When I was thinking about this poem, I actually was washing dishes and looking out the window – this was after dinner, when the kids were still up and about and not at all tired enough for bed. The noise was daytime loud. There was nothing in particular that happened to make the day “bad” and even their after dinner/before bedtime squabbling wasn’t particularly bothersome. I was just waiting for the day to be over, so I could have some time for myself (sorry, Hubby).

It was only after all the kids (and Hubby) were in bed and the house was silent that I was able to formulate into words and phrases what that moment was like – a moment that I’m sure many mothers (and maybe some fathers) have experienced. It’s these moments that people always tell you to be grateful for because they will be gone soon enough.  It’s these moments that you try your hardest to accept as just a phase of life. 

I was reminded about a quote from St. Teresa of Calcutta, Mother Teresa, who said, “Wash the plate not because it is dirty nor because you are told to wash it, but because you love the person who will use it next.” Yet what if you’re having a hard time loving any of the potential people who will use the dish next because they are arguing about who’s turn it is to pick a show to watch while getting sticky ice cream and cake crumbs all over the couch? (It was supposed to be a nice treat….)  Maybe it takes a saint to not answer Artemis’ call….

 

© 2020 iido

 

C Battle – A Poem for My Cousin

The sun sets on your battle with the C

It’s orange rays shining sadness on a war

Well-fought but ending in irreplaceable loss

There should be no shame in your choice

Although the disappointment is heavy

Like the curtain of dark clouds that await the sun’s last bow

Look towards the beacon of light – it is not as distant as it seems

Only good memories will be in the spotlight

Hold your head high and savor the last notes

As they crescendo like those

Cresting waves of C that sought to bring you under

Your choice to let go deserves applause and a standing ovation

Rest, then ready your sail for the next adventure

Image credit- Pixabay-Thommas

This poem was written for Sadje’s “What do you see?” Picture Challenge #26 and Patrick’s Pic and a Word Challenge #229 – Choices.

I also wrote it for my cousin in Texas who is in the last stages of cancer.
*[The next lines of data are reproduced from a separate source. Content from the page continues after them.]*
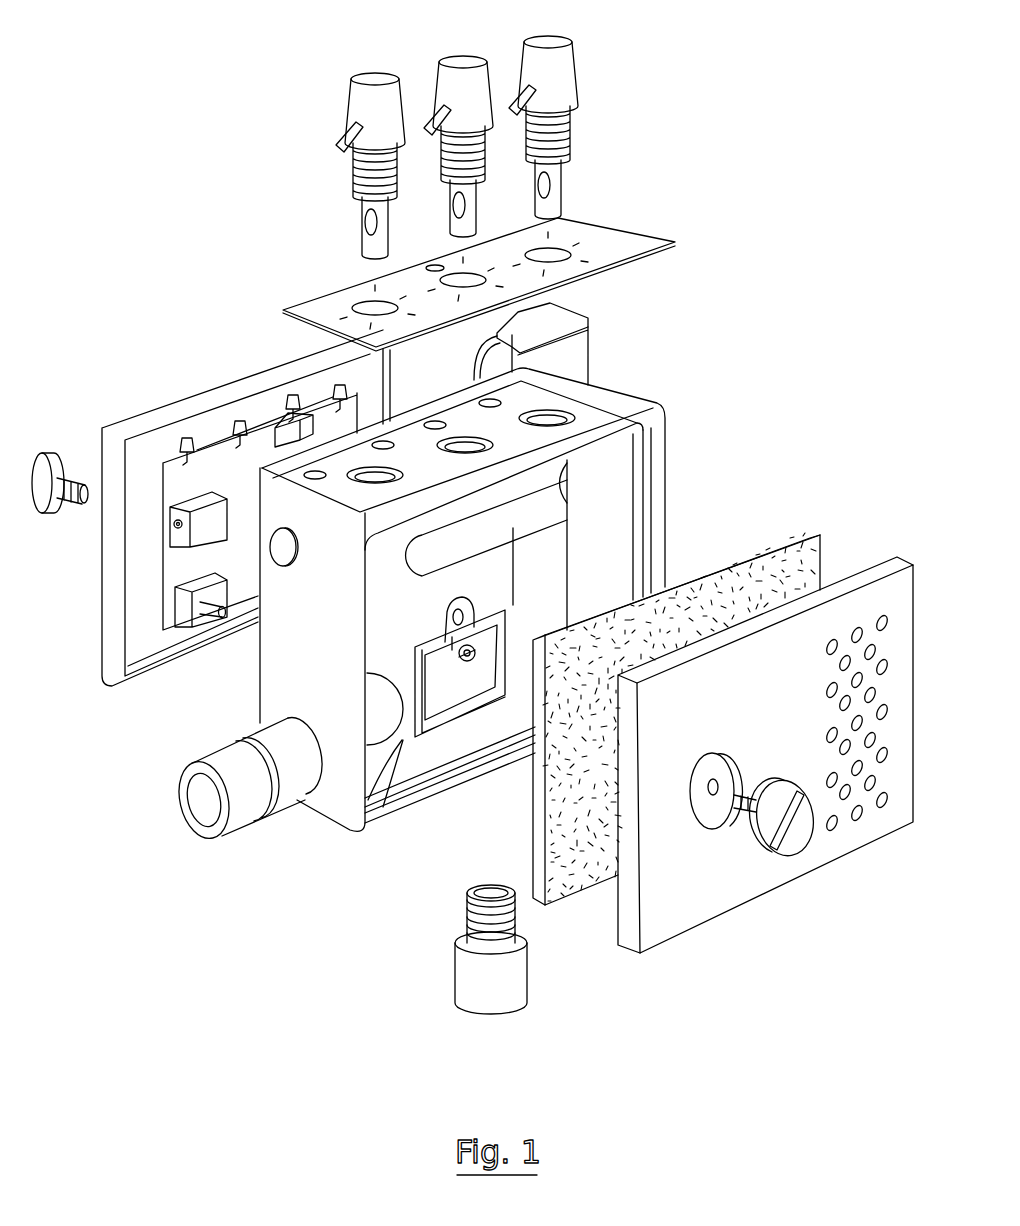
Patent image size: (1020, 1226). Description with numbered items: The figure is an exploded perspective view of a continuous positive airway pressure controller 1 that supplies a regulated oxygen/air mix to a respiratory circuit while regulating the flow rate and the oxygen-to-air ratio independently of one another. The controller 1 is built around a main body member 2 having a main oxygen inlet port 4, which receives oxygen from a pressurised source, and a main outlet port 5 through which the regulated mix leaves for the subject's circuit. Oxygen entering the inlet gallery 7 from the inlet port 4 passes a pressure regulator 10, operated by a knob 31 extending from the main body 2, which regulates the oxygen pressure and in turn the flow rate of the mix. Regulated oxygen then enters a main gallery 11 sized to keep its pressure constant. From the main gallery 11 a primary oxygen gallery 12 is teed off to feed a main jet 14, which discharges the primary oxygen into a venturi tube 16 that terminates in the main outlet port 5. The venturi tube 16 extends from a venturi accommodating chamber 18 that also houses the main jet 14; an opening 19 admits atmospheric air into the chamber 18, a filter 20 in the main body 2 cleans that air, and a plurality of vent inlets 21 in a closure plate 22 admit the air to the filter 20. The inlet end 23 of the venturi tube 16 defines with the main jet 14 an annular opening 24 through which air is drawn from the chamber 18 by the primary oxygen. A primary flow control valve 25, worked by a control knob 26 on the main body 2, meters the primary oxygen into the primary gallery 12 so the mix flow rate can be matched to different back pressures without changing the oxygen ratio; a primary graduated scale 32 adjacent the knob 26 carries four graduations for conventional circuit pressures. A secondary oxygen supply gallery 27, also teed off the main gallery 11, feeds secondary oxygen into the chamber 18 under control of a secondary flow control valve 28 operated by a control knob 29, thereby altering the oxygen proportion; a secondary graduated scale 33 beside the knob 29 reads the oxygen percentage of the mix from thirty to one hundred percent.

The continuous positive airway pressure controller 1 is at (742, 228).
The main body member 2 is at (665, 437).
The main oxygen inlet port 4 is at (472, 977).
The main outlet port 5 is at (248, 808).
The inlet gallery 7 is at (563, 522).
The pressure regulator 10 is at (570, 142).
The main gallery 11 is at (533, 502).
The primary oxygen gallery 12 is at (487, 567).
The main jet 14 is at (513, 615).
The venturi tube 16 is at (383, 807).
The venturi accommodating chamber 18 is at (445, 707).
The opening 19 is at (462, 700).
The filter 20 is at (800, 522).
The vent inlets 21 is at (857, 627).
The closure plate 22 is at (767, 887).
The inlet end 23 is at (466, 675).
The annular opening 24 is at (452, 637).
The primary flow control valve 25 is at (480, 152).
The control knob 26 is at (460, 57).
The secondary oxygen supply gallery 27 is at (397, 603).
The secondary flow control valve 28 is at (355, 178).
The control knob 29 is at (368, 103).
The knob 31 is at (563, 67).
The primary graduated scale 32 is at (462, 266).
The secondary graduated scale 33 is at (345, 300).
She was diagnosed with breast cancer several years ago. She beat it once but when it returned again, the prognosis was not as good. They didn’t think she would make it to Christmas of last year so we held a huge birthday party for her in September. But she held on, and had time to visit with family here and in the Philippines. Through it all, she was in extreme pain and had lost the use of one side of her body. This past week, she took a turn for the worse and was admitted to the hospital. She decided that she was done fighting. Yesterday morning, she had minor surgery to insert some tubes so she could be more comfortable. She will be saying her final goodbyes this weekend and has decided that she wants to go home to die instead of to a hospice.
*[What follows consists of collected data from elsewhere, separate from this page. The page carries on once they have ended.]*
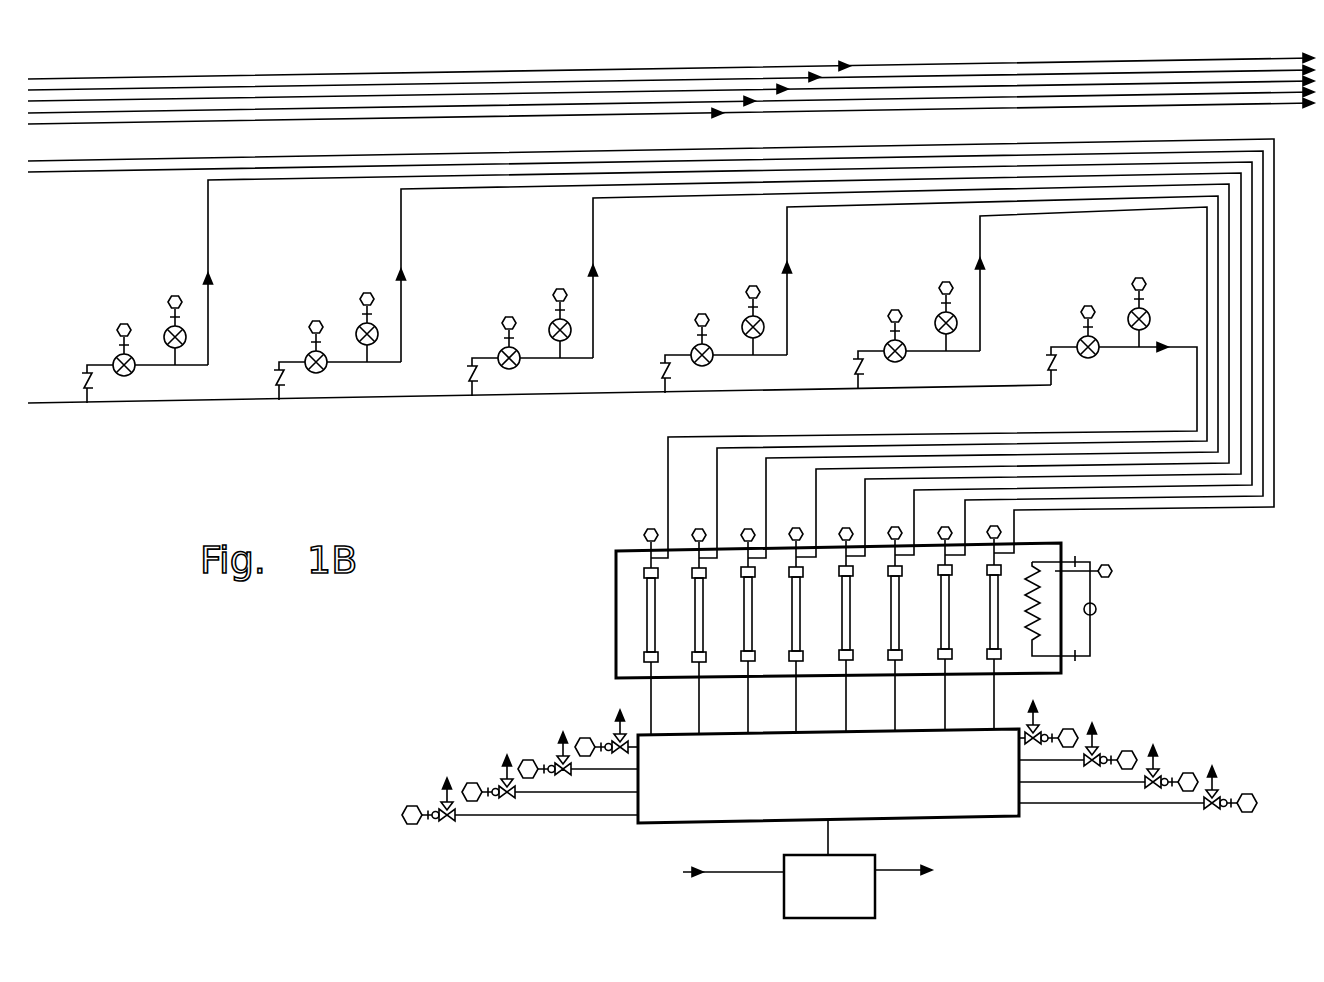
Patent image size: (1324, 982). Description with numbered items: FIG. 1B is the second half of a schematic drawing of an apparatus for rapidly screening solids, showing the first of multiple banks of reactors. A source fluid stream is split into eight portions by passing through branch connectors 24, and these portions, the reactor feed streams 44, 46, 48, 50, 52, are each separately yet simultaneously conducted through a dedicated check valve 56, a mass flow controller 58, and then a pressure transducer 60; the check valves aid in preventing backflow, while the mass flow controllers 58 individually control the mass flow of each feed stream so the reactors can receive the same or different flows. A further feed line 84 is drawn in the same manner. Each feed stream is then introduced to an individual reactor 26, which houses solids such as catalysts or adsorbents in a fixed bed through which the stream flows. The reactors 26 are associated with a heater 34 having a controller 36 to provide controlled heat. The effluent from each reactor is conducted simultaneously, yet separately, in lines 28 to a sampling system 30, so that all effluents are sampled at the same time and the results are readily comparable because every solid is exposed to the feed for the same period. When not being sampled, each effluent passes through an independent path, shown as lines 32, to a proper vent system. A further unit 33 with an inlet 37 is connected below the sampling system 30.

The check valve 24 is at (557, 412).
The reactor 26 is at (655, 630).
The lines 28 is at (656, 723).
The sampling system 30 is at (960, 820).
The lines 32 is at (629, 745).
The detector 33 is at (793, 897).
The heater 34 is at (1063, 673).
The controller 36 is at (1097, 609).
The carrier gas inlet 37 is at (727, 875).
The reactor feed stream 44 is at (208, 247).
The reactor feed stream 46 is at (401, 244).
The reactor feed stream 48 is at (593, 240).
The reactor feed stream 50 is at (787, 237).
The reactor feed stream 52 is at (980, 233).
The check valve 56 is at (590, 376).
The mass flow controller 58 is at (585, 341).
The pressure transducer 60 is at (637, 319).
The sample line 84 is at (1179, 346).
When I saw Sadje’s picture prompt, I wasn’t sure what to make of it at first. Then I started getting news of my cousin and the week flew by. This morning, I looked at the picture again and I finally noticed the lighthouse in the distance – a beacon of hope in this intense picture.

Patrick’s prompt (like so many of his prompts) resonated with what I was experiencing this week. I know making this choice is a painful one for my cousin, but it is what is right for her. She leaves behind two young adult daughters, both her parents and stepparents, two siblings and their children, and all of us, cousins and our families.

Amidst this pandemic, the ebb and flow of illness and health, life and death, happiness and sadness still occur.